Now that you’ve got a picture of your debt trap, take a closer look at it. Which creditors are charging you the most interest? Those are the debts to prioritize. Make minimum payments on the lower-interest debts and funnel every available dime to paying down the high-interest ones. This is the fastest, cheapest way to get out of the trap.
Set a Budget
Of course, you have to eat—but you don’t have to eat out. Ever. Of course, you have to see your friends—but you don’t have to go out with them. Of course, you have to get to work—but you don’t necessarily have to drive alone. Of course you have to wear clothes—but you probably don’t need new ones. Budgeting doesn’t mean doing without food, friends, transportation or clothing. It means figuring out how to cut the expense of enjoying those things.
Just as you’ve got to know who you owe money to, you also need to know where your income is going. Keep track of what you spend in a month. This is a lot easier to do this nowadays. Nearly everything can be paid for with a debit card, which provides you with a written record of each purchase. What did you spend on food, entertainment, transportation, clothing, utilities, and personal items last month? Write that down, line by line.
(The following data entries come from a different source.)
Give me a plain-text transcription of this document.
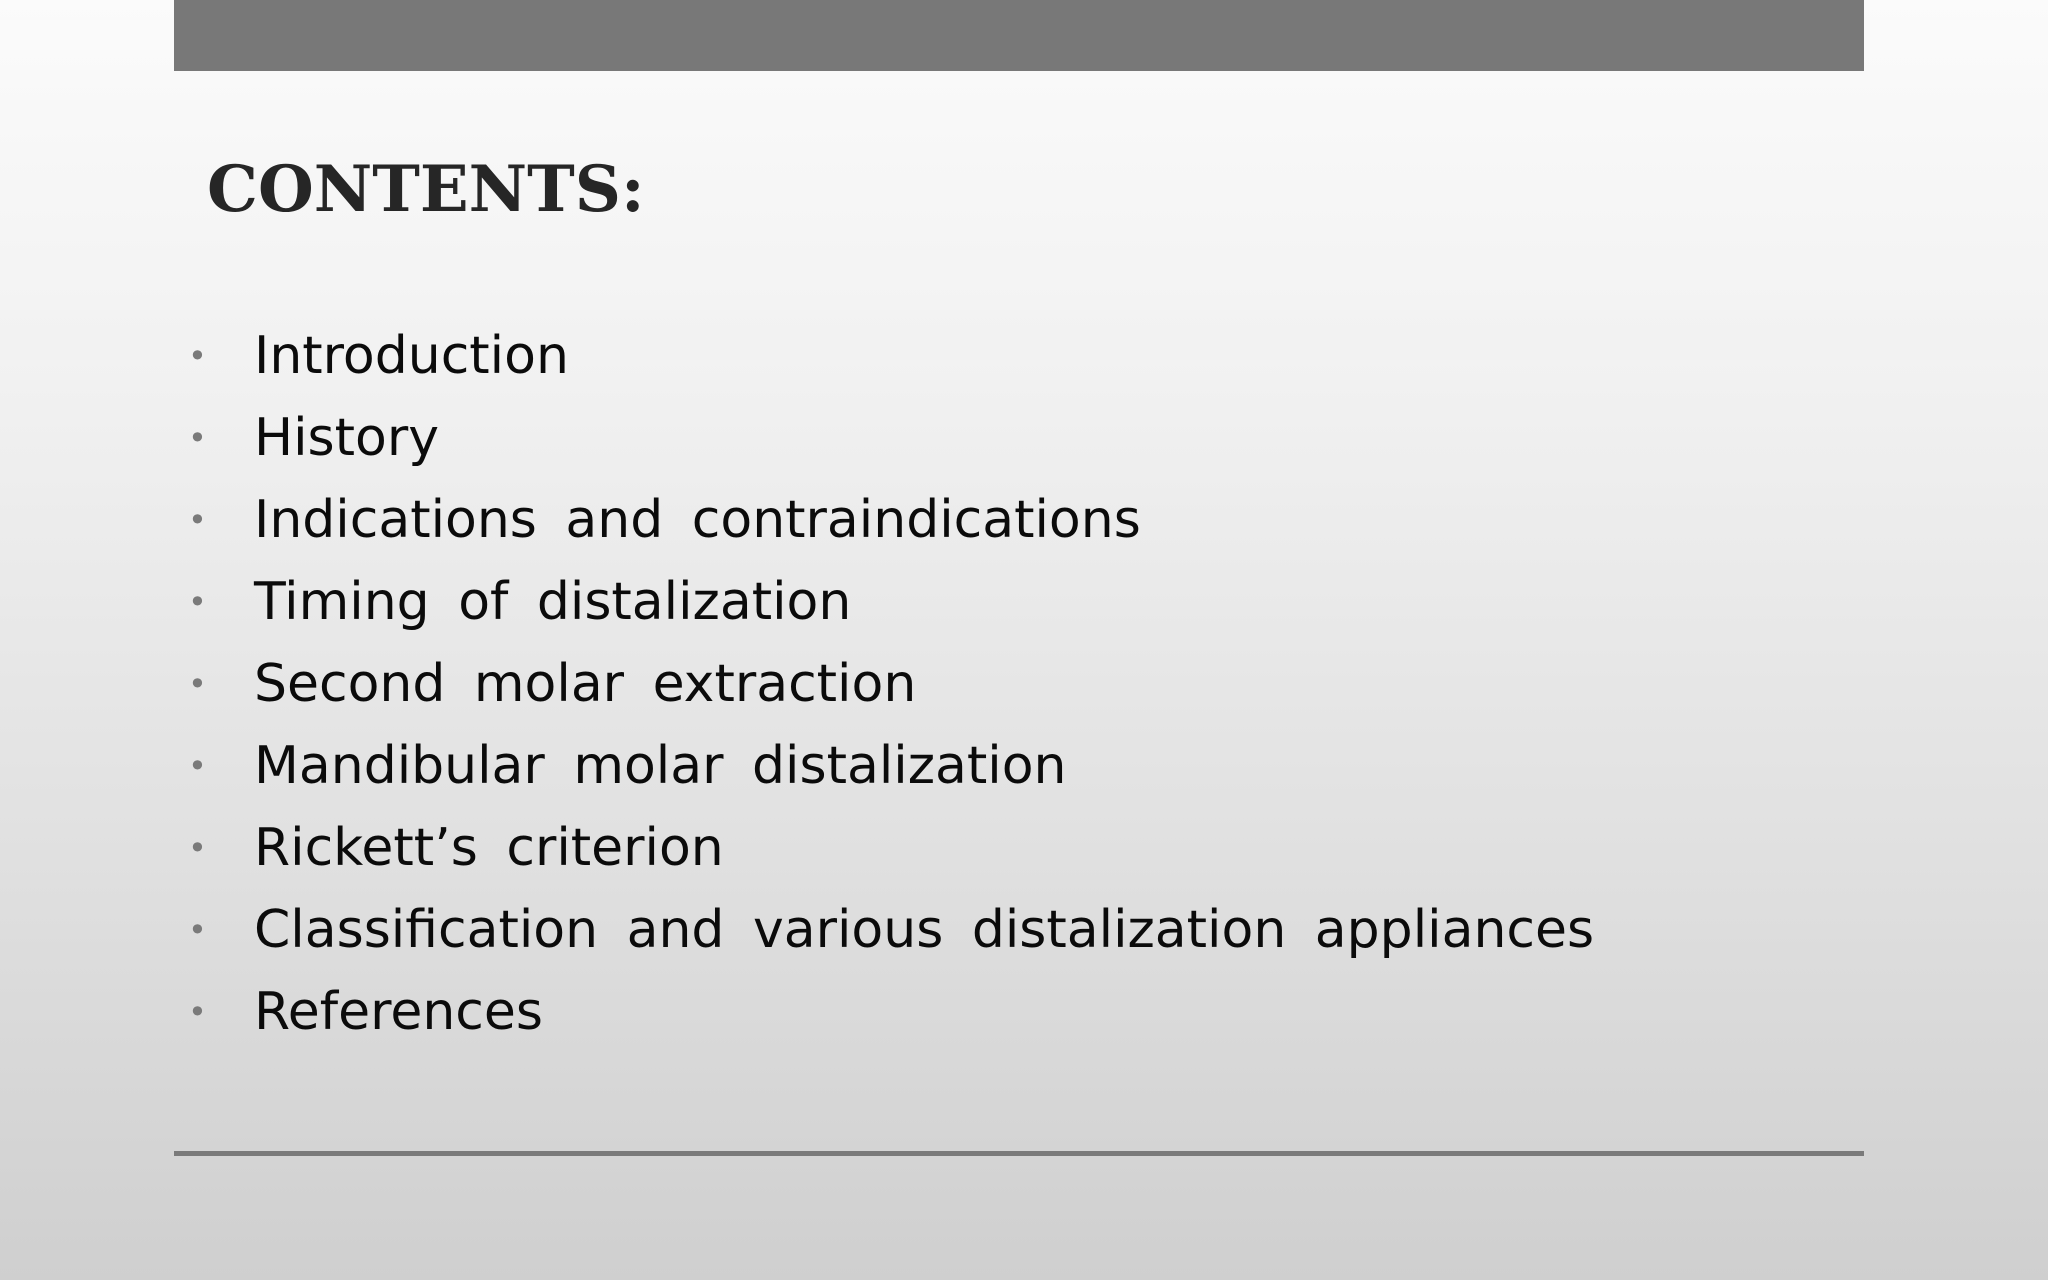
CONTENTS:
• Introduction
• History
• Indications and contraindications
• Timing of distalization
• Second molar extraction
• Mandibular molar distalization
• Rickett’s criterion
• Classification and various distalization appliances
• References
Once you’ve got that information, you’ve got the power to change it.
Set Goals and Deadlines
One step to getting out of debt that some people find useful is to make a progressively diminishing budget plan. You see what you spent in your first month? Then make a budget for next month that reduces the amount you spend by, say, five percent. And make a budget for the following month that’s five percent less than that. And so on, each month. Put the money you save—those five percent savings—into payments on your highest-interest debts. As each month passes, you’ll have figured out new ways to save money, while at the same time your monthly expenses will decline because of the debts you’re paying off.
Another technique that some people find useful is to set deadlines for when you can reasonably expect to pay off your debts. Remember to focus on those with the highest interest rates first. Look at those deadlines often—at least once a week—to keep yourself motivated. This sounds tough. And it can be. But the great thing about this strategy is that it gets progressively easier. The more debt you pay off, the faster you can pay off other debt.
Make Regular Payments
It probably goes without saying, but you really need to keep making payments on your existing debts, even if it’s just a token amount. This will keep you out of the bill collectors’ hands and preserve your credit rating. When you get each paycheck, pay something against each debt you have. Auto-pay may help in this regard. One way to psych yourself into this mindset is to stop thinking that you’re paying a debt. Actually, you’re buying your freedom. And every dollar you put toward those debts makes you just a little more free.
Contact a Debt Relief Company
But what if you list your debts, you make a budget, you try to meet your obligations, and you find there’s no way it can possibly be done? At that point, take another piece of advice from twelve-step recovery programs and admit you need help. Debt relief companies may be able to help you by negotiating loan settlements, by helping you consolidate high-interest debt into lower-interest loans, and by intervening with your creditors on your behalf.
Again: debt is not a moral issue. It’s a financial one. Thinking of it as such will help you avoid the kind of discouragement that prevents well-meaning people from following through on plans to get out of the debt trap.